Rui Tavares quer uma reedição da Geringonça. Há, todavia, um busílis. Em 2015, quando criou a Geringonça, a esquerda tinha maioria parlamentar e agora não tem. Para contornar esse maçador obstáculo o líder do Livre recorre a uma racionalização e a uma perspectiva que — pasme-se — têm sido usadas por André Ventura. De facto, para Rui Tavares, não deveríamos olhar para os resultados das eleições de 10 de Março em termos de partidos ou de coligações, que as venceram e perderam, mas sim em termos de “blocos”, mais precisamente de três “blocos”, exactamente como sugeriu o líder do Chega logo na noite de 10 de Março quando rejubilou com a votação obtida pelo seu partido e anunciou o fim de bipartidarismo. E estribado nessa treta dos “três blocos” Rui Tavares quer que seja o “bloco” de esquerda a governar. Porquê? Porque é mais numeroso do que os outros dois “blocos” — direita moderada e extrema-direita — considerados separadamente. Com essa habilidade contabilística, criaria uma nova Geringonça, poria o seu Livre nas imediações do Poder e entalaria potencialmente o PSD, virando o mundo ao contrário, isto é, obrigando-o a “aliar-se” ao Chega para deitar abaixo essa Geringonça renascida. É de realçar que Rui Tavares foi capaz de avançar com a sua proposta dos “blocos” em frente das câmaras de televisão sem corar e sem lhe cair um dente. Como se dizia antigamente, um artista português que talvez use pasta medicinal Couto. Use ou não use, trata-se, na vertente de potencial entaladela ao PSD, de uma jogada habilidosa que os outros partidos de esquerda não perceberam ou não valorizaram, mas que revela todas as capacidades políticas do líder do Livre e a agilidade com que contorna obstáculos. Convém não esquecer que o Rui Tavares que propõe agora ao país essa benévola solução de “estabilidade” em blocos” ou compartimentos estanques, é exactamente o mesmo que uns dias antes da ida às urnas, e na altura em que todas as sondagens davam uma boa vantagem à AD e uma derrota da esquerda, se mostrara disponível para dialogar com essa AD e com a Iniciativa Liberal para resolução de alguns dos problemas do país, o que muito indignou e irritou Mariana Mortágua e o Bloco de Esquerda.
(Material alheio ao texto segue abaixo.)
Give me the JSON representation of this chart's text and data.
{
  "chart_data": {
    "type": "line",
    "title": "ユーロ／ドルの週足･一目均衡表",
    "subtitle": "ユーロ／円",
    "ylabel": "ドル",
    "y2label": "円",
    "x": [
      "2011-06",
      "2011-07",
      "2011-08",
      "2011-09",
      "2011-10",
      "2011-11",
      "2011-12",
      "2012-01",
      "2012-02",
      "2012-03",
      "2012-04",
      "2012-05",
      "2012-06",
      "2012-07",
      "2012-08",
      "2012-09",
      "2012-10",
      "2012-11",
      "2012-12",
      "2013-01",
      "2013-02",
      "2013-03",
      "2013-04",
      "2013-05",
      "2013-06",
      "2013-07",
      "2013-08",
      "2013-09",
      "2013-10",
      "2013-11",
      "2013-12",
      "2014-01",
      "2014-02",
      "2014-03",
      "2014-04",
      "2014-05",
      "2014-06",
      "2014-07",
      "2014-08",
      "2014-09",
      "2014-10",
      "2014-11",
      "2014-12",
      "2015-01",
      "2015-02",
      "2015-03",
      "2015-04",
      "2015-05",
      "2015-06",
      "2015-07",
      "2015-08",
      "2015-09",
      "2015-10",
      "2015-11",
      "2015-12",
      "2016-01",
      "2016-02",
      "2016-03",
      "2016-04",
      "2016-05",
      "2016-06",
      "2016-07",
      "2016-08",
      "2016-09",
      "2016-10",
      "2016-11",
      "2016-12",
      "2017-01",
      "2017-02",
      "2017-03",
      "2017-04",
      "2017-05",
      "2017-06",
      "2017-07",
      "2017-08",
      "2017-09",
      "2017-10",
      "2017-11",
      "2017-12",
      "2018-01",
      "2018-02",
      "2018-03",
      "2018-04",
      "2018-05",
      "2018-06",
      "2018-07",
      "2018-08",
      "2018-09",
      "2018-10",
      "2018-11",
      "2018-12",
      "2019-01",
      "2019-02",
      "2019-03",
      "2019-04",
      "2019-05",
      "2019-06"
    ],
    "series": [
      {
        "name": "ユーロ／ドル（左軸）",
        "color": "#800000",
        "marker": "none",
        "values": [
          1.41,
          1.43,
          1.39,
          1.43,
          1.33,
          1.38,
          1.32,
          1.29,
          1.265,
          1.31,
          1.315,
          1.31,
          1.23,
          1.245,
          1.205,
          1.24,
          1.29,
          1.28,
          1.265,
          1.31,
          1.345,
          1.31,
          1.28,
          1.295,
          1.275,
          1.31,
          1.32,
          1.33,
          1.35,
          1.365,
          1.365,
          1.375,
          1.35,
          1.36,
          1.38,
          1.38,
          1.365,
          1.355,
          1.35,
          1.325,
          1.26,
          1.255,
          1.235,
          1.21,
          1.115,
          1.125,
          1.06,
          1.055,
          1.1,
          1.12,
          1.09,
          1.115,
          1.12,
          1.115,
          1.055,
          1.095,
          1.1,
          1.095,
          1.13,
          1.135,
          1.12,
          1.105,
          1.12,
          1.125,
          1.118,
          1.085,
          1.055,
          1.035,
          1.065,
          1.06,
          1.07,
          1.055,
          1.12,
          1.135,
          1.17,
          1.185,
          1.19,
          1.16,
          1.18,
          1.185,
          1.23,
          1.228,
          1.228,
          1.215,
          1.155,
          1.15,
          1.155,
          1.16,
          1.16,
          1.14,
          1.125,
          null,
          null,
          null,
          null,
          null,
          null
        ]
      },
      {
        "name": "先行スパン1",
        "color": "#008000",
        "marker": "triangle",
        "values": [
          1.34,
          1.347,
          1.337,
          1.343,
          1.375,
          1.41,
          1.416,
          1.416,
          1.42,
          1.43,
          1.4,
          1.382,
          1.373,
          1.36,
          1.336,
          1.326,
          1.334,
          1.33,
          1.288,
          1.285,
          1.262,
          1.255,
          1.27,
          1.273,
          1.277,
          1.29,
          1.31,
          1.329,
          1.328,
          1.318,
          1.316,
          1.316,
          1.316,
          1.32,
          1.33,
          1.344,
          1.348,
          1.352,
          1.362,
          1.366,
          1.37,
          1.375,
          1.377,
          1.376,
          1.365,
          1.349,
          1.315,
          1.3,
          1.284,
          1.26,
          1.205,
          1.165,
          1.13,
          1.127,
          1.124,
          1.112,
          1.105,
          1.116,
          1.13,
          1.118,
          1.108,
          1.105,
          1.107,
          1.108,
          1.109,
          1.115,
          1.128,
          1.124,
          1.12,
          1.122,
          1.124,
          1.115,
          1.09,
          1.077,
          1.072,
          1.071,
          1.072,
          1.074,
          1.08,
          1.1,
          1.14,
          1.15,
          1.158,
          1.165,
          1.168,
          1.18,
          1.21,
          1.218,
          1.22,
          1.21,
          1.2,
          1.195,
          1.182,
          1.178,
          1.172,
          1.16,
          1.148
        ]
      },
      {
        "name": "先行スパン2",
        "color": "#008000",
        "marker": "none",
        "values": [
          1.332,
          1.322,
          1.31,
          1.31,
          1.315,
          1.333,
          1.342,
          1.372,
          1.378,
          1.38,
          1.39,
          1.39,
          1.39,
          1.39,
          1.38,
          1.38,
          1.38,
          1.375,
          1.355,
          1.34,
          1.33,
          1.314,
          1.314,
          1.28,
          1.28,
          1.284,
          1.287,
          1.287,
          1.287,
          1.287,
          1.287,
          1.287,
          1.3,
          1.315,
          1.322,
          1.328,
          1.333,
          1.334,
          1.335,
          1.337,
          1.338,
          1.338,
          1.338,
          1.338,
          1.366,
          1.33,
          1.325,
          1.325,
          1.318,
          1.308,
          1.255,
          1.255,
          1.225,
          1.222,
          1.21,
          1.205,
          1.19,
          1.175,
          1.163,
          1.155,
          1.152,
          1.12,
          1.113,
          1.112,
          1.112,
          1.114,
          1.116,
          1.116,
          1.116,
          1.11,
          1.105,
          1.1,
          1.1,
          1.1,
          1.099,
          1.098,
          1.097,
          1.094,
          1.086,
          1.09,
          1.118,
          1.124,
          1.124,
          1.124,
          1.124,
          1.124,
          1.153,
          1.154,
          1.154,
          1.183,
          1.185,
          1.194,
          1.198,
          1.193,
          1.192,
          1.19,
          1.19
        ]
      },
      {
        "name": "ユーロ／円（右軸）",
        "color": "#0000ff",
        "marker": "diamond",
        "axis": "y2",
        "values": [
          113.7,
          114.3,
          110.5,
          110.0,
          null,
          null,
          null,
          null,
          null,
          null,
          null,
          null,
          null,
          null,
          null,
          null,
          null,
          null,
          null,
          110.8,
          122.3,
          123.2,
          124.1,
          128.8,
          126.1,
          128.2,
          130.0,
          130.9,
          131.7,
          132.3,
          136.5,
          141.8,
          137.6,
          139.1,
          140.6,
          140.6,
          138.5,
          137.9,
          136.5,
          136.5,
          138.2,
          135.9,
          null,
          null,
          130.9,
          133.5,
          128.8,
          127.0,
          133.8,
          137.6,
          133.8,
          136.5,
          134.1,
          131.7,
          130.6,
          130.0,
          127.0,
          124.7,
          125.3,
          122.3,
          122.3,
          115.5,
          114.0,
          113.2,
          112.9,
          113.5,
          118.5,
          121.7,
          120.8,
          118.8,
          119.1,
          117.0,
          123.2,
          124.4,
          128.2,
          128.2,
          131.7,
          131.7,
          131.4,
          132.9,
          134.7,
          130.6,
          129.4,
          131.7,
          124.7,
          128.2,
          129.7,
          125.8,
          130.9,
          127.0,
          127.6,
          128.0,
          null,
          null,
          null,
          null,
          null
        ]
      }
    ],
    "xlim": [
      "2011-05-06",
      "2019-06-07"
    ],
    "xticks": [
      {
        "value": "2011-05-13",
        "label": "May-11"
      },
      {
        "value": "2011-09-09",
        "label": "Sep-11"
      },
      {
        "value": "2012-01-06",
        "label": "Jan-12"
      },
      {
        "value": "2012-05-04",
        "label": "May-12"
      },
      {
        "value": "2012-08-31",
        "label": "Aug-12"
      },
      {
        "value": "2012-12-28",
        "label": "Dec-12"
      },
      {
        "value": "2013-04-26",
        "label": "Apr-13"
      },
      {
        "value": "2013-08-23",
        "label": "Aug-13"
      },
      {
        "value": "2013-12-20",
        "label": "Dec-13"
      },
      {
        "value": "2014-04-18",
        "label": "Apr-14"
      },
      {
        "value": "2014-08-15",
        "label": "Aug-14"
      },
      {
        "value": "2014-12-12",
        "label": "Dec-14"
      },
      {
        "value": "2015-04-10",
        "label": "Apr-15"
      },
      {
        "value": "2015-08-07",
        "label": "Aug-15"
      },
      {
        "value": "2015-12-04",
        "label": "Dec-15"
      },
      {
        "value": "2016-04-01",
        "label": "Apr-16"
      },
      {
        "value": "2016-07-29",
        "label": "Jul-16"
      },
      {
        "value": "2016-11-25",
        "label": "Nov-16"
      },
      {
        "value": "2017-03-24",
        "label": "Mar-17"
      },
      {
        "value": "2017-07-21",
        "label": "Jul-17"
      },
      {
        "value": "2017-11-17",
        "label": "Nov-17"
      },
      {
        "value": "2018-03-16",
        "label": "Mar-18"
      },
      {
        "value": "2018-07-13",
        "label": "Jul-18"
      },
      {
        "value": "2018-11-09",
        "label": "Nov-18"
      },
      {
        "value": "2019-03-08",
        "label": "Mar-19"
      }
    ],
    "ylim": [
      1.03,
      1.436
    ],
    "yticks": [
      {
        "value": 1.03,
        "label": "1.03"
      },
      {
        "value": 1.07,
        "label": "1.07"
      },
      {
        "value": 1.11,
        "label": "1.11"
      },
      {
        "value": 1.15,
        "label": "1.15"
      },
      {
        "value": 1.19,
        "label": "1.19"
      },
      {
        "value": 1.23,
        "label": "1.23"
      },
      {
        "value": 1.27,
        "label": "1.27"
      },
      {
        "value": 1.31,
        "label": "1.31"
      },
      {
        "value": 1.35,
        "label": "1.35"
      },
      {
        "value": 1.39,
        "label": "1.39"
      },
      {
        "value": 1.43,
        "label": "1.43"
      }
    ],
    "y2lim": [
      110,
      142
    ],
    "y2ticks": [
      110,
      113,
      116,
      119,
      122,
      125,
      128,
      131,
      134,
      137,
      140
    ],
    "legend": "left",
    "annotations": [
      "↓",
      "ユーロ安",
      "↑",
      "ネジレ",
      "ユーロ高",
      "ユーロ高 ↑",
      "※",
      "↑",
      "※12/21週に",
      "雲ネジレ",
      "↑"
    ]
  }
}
É certo que a sua proposta dos “blocos”, que já embateu na rigidez áspera e dogmática do PCP e do BE e no desinteresse do PS, que assumiu desde logo que queria ser oposição, e embateria, por certo, a ir por diante, na vontade do Presidente da República, que já tornou claro que indigitará para primeiro-ministro o líder da força política vencedora das eleições e mais representada parlamentarmente. A teoria dos “blocos” não deve, por isso, ter pernas para andar, mas estes pequenos episódios pré e pós-eleitorais ficam como ilustração da habilidade e da capacidade táctica de Rui Tavares e como um aviso à navegação da AD. Ainda que só tenha quatro deputados o Livre do talentoso Rui Tavares vai certamente cantar-lhe doces cantos de sereia e pôr várias cascas de banana no seu caminho.